For myShoebox, which manages your shoe closet, we felt the appropriate context was time saved in duplicate purchases and misplacing shoes. This is a softer comparison point, but still well beyond the $2.99 we’ve set as our introductory price.
The key is to embed these comparison points into all marketing material so that it is the first comparison our user makes. All developers should take the time to create these relevant price comparisons so that we can educate the consumer and get out of the rut of competing with all the other apps at the lowest price possible.
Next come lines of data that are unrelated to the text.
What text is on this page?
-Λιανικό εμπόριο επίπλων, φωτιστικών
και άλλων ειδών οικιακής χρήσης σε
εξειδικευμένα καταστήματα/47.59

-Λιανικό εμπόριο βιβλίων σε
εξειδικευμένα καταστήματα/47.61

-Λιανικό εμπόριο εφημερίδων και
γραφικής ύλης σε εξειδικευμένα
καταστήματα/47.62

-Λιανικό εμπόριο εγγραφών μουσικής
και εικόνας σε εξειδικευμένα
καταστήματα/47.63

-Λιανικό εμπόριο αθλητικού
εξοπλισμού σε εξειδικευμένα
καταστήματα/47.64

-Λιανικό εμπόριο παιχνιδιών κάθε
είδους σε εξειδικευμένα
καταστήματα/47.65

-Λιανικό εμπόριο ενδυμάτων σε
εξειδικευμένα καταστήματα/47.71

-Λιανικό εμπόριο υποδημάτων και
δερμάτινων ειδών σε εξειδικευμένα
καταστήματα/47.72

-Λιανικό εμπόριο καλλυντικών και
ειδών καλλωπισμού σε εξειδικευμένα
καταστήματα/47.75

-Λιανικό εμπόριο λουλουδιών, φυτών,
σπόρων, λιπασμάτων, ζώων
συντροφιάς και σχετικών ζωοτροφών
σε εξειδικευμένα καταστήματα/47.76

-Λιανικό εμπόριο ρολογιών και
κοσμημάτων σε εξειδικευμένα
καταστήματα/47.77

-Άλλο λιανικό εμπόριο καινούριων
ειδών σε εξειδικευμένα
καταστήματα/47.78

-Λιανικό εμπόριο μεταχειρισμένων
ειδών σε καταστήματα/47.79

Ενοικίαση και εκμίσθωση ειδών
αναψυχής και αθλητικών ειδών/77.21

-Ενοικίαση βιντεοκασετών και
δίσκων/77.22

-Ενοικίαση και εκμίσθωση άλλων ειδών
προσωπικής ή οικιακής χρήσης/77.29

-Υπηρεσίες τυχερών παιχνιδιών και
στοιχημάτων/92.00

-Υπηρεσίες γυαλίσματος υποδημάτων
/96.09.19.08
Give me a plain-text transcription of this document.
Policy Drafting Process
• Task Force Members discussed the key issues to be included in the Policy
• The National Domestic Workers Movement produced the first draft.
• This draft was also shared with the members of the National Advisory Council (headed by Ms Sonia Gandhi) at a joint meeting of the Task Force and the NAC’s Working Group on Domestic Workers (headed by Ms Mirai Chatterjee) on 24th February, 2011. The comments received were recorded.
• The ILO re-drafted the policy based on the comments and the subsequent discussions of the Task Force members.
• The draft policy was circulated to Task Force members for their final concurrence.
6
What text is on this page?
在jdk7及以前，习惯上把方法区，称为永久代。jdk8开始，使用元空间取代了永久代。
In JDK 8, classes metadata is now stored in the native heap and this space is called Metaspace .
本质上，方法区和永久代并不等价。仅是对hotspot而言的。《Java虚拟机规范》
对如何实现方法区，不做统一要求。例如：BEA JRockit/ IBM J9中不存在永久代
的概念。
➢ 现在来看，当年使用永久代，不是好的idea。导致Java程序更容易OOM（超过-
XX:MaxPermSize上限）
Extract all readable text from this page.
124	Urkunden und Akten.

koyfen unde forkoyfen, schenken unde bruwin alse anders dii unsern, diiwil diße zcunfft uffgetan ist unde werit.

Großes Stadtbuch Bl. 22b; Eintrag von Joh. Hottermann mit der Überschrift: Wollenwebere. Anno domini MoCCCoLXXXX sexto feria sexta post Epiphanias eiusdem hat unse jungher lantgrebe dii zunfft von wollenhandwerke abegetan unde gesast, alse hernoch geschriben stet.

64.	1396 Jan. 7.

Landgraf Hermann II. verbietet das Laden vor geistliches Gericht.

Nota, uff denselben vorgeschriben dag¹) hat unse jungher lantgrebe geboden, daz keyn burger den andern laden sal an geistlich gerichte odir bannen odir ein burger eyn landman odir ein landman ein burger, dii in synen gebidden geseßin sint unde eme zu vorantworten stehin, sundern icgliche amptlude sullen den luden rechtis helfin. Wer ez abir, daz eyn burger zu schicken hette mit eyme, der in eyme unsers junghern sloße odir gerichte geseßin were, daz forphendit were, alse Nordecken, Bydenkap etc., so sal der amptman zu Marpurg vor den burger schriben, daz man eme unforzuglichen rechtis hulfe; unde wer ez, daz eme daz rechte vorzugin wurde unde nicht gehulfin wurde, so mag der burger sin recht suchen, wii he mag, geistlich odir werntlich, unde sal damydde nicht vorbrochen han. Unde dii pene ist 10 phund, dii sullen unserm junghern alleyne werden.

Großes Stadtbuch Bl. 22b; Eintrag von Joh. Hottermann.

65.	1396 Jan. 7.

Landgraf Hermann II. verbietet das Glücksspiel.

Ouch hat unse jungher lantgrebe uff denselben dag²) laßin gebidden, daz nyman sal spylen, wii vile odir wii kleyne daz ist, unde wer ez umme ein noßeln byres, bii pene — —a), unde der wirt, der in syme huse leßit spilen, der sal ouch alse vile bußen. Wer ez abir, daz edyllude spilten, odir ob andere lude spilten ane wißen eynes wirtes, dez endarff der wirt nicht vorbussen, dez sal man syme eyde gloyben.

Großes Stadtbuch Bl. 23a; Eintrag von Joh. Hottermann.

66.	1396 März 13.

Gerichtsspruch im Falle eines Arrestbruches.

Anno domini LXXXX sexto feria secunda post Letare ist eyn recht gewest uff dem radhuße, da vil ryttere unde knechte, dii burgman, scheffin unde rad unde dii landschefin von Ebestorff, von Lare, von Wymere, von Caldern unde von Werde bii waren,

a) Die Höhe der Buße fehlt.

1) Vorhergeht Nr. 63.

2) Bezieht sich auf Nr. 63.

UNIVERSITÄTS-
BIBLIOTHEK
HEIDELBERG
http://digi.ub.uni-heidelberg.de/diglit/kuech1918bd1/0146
Understandably, game apps will have a hard time shifting the context for the user’s price sensitivity. Many other apps, including App Cubby which is extremely value-add, should fight aggressively to shift their user’s context. Put this information in your App Store description in the first few lines. It will take time, but users will start to appreciate the difference between quality, feature-rich apps and impulse purchase apps.
Does anyone else feel that we will be able to shift the customers away from the $0.99 comparable and focus them on the more relevant comparatives?